1. Ein solcher Anspruch ist von vornherein ausgeschlossen, soweit der Ehemann (auch) das berufsständische Anrecht der Ehefrau in eine Zwangsvereinbarung zur Anrechtssaldierung einbeziehen möchte. Dies hätte nämlich zur Folge, dass die berufsständische Versorgung der Ehefrau nicht intern geteilt würde, sondern ihr in voller Höhe verbliebe, im Gegenzug jedoch die Höhe des für sie nach § 16 VersAusglG im Wege externer Teilung zu begründenden Anrechts der gesetzlichen Rentenversicherung geringer ausfiele. Wegen der Verschiedenartigkeit der im gesetzlichen Wertausgleich abgegebenen und erworbenen Anrechte stellt sich eine diesbezügliche Verrechnungsvereinbarung für die Ehefrau nicht als ergebnisneutral dar, zumal diese ein Interesse daran haben kann, auf Kosten ihrer berufsständischen Anrechte zusätzliche Anrechte in der gesetzlichen Rentenversicherung zu erwerben. Die Ansicht, dass der verbeamtete Ehegatte selbst in solchen Fällen einen Anspruch auf Abschluss einer Verrechnungsvereinbarung haben könnte, wird - soweit ersichtlich - nirgends vertreten.

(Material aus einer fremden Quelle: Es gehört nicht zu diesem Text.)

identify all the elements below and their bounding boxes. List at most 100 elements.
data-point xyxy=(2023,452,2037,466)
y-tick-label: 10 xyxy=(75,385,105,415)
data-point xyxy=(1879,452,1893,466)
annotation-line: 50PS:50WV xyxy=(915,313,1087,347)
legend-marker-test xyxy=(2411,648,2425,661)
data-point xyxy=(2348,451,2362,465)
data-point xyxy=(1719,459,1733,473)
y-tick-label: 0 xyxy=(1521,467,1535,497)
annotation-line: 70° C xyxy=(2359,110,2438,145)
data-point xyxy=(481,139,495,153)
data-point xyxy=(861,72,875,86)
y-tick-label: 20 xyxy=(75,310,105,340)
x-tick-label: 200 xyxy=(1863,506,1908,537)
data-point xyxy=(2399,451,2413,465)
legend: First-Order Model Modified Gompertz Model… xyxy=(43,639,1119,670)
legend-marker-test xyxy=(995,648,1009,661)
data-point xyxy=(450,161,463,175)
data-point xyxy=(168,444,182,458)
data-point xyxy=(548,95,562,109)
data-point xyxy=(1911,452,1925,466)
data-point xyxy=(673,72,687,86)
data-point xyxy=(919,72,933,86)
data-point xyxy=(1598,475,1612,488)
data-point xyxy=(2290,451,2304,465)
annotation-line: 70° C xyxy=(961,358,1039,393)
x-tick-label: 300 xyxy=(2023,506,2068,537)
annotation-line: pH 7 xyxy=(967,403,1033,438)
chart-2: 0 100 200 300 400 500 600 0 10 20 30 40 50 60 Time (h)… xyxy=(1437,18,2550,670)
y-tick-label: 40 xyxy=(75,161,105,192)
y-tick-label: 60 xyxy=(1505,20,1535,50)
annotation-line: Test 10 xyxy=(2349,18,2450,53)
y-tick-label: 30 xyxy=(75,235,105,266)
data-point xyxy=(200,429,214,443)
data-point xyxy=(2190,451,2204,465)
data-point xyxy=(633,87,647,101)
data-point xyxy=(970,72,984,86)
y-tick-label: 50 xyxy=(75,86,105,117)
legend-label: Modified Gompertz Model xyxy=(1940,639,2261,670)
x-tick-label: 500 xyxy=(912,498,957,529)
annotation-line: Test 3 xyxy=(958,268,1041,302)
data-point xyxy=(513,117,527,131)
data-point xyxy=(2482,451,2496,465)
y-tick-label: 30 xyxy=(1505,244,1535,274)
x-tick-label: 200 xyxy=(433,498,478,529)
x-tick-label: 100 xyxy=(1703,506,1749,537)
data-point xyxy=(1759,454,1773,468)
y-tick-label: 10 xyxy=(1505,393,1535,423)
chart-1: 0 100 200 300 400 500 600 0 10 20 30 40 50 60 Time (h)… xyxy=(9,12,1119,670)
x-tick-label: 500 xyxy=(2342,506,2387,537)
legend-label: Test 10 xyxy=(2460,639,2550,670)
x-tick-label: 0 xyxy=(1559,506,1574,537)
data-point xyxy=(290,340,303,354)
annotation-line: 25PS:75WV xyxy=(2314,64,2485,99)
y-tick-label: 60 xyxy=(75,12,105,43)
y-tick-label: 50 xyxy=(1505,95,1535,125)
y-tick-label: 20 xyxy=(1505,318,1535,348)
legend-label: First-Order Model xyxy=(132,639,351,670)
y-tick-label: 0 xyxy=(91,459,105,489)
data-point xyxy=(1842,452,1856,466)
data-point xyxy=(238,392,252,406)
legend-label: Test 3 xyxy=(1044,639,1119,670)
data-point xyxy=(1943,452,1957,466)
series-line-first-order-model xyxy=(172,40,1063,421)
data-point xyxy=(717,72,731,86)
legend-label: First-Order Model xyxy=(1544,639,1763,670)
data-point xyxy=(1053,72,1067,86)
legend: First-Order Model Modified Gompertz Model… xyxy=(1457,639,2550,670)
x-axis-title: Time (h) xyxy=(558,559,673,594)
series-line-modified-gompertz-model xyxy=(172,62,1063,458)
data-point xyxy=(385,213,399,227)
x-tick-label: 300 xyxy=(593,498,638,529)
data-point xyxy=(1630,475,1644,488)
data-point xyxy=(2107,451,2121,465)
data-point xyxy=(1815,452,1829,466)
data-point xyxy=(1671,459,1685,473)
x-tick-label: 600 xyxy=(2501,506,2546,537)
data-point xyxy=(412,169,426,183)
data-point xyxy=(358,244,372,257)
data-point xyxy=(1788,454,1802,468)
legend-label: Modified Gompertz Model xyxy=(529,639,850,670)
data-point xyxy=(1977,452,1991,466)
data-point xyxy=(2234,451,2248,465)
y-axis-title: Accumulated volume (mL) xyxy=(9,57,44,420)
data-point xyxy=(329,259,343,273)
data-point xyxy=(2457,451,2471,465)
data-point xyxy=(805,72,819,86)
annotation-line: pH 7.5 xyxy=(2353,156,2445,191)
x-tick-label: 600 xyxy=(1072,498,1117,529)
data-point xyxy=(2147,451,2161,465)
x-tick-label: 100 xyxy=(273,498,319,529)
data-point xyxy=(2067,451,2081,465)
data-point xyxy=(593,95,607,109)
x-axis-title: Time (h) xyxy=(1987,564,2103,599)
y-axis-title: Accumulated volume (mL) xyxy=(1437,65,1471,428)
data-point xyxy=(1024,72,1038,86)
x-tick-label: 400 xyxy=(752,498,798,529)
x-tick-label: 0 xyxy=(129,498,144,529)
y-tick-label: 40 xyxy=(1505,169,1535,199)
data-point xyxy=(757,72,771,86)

2. Auch bezüglich der gesetzlichen Rentenanrechte der Ehefrau steht dem Ehemann kein Anspruch auf Abschluss einer (Teil-)Verrechnungsvereinbarung zu.

a) Es ist allerdings umstritten, ob ein Landesbeamter den Abschluss einer solchen Verrechnungsvereinbarung von seinem gesetzlich rentenversicherten Ehegatten verlangen kann.

Dies wird teilweise bejaht. Ähnlich wie in den Fällen der Erteilung steuerrechtlicher Zustimmungen müsse ein Ehegatte infolge der nachehelichen Solidarität einer Saldierung von Versorgungsanrechten zustimmen, weil ihm hierdurch keine Nachteile entstünden und sich die Position des verbeamteten Ehegatten ohne die Verrechnung verschlechtern würde (vgl. AG Oranienburg Beschluss vom 24. April 2015 - 38 F 3/15 - juris Rn. 16 ff.; Wick Der Versorgungsausgleich 4. Aufl. Rn. 532; Götsche/Rehbein/Breuers Versorgungsausgleichsrecht 3. Aufl. § 6 Rn. 67; Götsche NJW 2017, 123 , 125 ff. und FamRB 2015, 341; Adamus FamRB 2016, 222, 223).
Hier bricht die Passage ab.